Enhancing the effectiveness of government procurement programs in achieving women’s economic empowerment
Public procurement is one of the most strategic mechanisms for socio-economic empowerment and it is at the front line of the wider governmental response to the COVID-19 pandemic. It presents a clear opportunity to advance women’s economic empowerment and when used strategically, it can significantly contribute to building a more resilient and sustainable economy and society.
The Kenyan government introduced the Access to Government Procurement Opportunities (AGPO) program, mandating that 30% of government procurement come from women, youth, and persons with disabilities. Despite this initiative, uptake by these groups is very low at 7%. This project seeks to uncover barriers and determine how AGPO can be mobilized as an instrument for boosting women’s economic empowerment, particularly in the COVID-19 recovery.

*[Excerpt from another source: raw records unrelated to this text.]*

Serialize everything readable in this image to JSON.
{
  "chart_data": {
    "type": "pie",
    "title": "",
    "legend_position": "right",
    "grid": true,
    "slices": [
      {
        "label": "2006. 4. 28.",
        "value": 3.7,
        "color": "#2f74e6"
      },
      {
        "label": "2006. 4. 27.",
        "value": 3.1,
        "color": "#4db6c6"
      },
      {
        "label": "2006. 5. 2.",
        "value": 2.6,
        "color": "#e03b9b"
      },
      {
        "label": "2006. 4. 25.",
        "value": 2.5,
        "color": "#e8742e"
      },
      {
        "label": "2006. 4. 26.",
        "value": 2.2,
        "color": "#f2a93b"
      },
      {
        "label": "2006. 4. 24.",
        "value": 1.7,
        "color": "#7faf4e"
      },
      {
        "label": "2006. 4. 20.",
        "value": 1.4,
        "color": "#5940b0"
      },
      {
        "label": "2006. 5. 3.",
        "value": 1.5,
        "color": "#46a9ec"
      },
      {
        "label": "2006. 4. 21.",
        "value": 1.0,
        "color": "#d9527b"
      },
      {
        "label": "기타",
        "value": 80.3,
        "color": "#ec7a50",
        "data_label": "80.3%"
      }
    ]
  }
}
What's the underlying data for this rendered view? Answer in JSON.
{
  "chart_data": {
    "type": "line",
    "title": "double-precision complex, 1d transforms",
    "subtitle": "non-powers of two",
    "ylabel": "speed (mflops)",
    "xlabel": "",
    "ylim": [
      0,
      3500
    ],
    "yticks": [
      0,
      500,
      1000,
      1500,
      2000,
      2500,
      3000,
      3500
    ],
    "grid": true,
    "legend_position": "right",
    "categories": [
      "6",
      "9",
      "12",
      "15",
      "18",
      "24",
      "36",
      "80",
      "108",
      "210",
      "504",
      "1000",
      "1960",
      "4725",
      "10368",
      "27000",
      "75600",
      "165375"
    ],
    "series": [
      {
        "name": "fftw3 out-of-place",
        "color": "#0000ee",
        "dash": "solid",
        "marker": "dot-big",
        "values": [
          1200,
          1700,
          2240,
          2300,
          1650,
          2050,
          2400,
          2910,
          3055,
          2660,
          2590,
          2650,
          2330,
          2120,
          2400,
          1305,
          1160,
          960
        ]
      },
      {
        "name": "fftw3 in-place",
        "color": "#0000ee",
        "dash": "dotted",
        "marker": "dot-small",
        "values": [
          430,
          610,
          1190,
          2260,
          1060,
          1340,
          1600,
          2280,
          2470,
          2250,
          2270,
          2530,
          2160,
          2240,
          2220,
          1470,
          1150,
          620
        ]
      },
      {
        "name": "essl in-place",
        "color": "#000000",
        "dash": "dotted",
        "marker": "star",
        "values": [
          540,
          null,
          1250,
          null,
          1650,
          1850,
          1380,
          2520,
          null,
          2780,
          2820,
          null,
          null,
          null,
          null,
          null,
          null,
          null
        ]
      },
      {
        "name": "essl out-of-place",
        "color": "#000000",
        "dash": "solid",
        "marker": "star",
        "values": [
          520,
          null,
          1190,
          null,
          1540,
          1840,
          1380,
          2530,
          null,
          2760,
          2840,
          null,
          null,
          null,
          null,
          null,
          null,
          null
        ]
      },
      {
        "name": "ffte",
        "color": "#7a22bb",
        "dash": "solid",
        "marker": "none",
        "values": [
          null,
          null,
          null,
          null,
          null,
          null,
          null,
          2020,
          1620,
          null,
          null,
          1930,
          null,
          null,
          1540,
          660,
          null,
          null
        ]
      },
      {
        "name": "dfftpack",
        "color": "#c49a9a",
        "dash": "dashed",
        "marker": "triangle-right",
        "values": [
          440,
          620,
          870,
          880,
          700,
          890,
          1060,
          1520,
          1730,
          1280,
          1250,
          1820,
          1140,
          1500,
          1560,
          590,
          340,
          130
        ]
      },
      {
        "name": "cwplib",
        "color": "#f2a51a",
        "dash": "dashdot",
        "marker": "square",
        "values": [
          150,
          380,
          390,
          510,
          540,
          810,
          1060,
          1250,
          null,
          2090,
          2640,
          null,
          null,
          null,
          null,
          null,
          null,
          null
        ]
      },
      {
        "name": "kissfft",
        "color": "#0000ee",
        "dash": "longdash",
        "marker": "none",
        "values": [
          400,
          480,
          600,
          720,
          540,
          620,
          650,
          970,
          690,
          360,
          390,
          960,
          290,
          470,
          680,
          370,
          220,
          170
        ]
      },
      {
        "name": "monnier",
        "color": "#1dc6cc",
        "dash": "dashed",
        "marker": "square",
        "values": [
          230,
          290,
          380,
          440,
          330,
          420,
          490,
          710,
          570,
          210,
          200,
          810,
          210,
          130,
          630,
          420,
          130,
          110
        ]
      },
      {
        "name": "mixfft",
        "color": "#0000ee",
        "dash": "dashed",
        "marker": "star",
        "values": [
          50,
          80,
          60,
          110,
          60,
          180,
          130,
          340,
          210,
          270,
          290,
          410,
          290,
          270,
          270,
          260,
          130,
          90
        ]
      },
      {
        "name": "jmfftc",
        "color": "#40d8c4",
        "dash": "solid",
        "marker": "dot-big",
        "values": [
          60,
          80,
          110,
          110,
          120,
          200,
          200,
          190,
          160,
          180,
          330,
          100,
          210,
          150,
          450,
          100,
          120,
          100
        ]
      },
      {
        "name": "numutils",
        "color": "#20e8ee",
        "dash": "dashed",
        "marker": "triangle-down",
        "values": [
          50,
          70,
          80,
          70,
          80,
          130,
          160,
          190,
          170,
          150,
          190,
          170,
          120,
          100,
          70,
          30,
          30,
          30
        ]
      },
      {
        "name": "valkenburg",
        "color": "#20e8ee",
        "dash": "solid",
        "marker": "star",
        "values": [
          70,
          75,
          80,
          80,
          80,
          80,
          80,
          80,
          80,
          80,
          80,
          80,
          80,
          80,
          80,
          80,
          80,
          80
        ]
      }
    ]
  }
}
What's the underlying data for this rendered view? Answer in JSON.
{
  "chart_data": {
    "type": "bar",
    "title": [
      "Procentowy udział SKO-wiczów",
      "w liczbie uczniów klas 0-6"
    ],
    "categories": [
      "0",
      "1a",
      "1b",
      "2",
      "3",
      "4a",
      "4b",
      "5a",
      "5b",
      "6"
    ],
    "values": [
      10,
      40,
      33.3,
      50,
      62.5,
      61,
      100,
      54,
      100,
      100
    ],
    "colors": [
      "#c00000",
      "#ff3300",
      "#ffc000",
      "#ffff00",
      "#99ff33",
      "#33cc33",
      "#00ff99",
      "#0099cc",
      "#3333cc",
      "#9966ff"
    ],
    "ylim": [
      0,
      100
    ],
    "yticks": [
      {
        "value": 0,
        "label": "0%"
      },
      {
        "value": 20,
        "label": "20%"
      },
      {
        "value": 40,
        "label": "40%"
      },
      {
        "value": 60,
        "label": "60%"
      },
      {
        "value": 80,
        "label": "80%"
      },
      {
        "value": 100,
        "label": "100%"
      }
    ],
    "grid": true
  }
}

Using a mixed-methods approach, this project will evaluate AGPO and other relevant public procurement programs in Kenya in five key areas: relevance, effectiveness, efficiency, sustainability, and impact. It will also identify scalable solutions and the public and private sector actions required to make these programs more effective. The goal is to enhance Kenyan women’s access to and participation in public procurement opportunities to boost their economic outcomes and address the gender equality gap. As public procurement will play a key role in governmental responses for the post-crisis recovery, this project will make an important contribution to building back better and more gender inclusive.
This project is supported by the Growth and Economic Opportunities for Women (GrOW) East Africa initiative, jointly funded by the Bill & Melinda Gates Foundation, The William and Flora Hewlett Foundation, and IDRC. GrOW East Africa seeks to spur transformative change to advance gender equality in the world of work.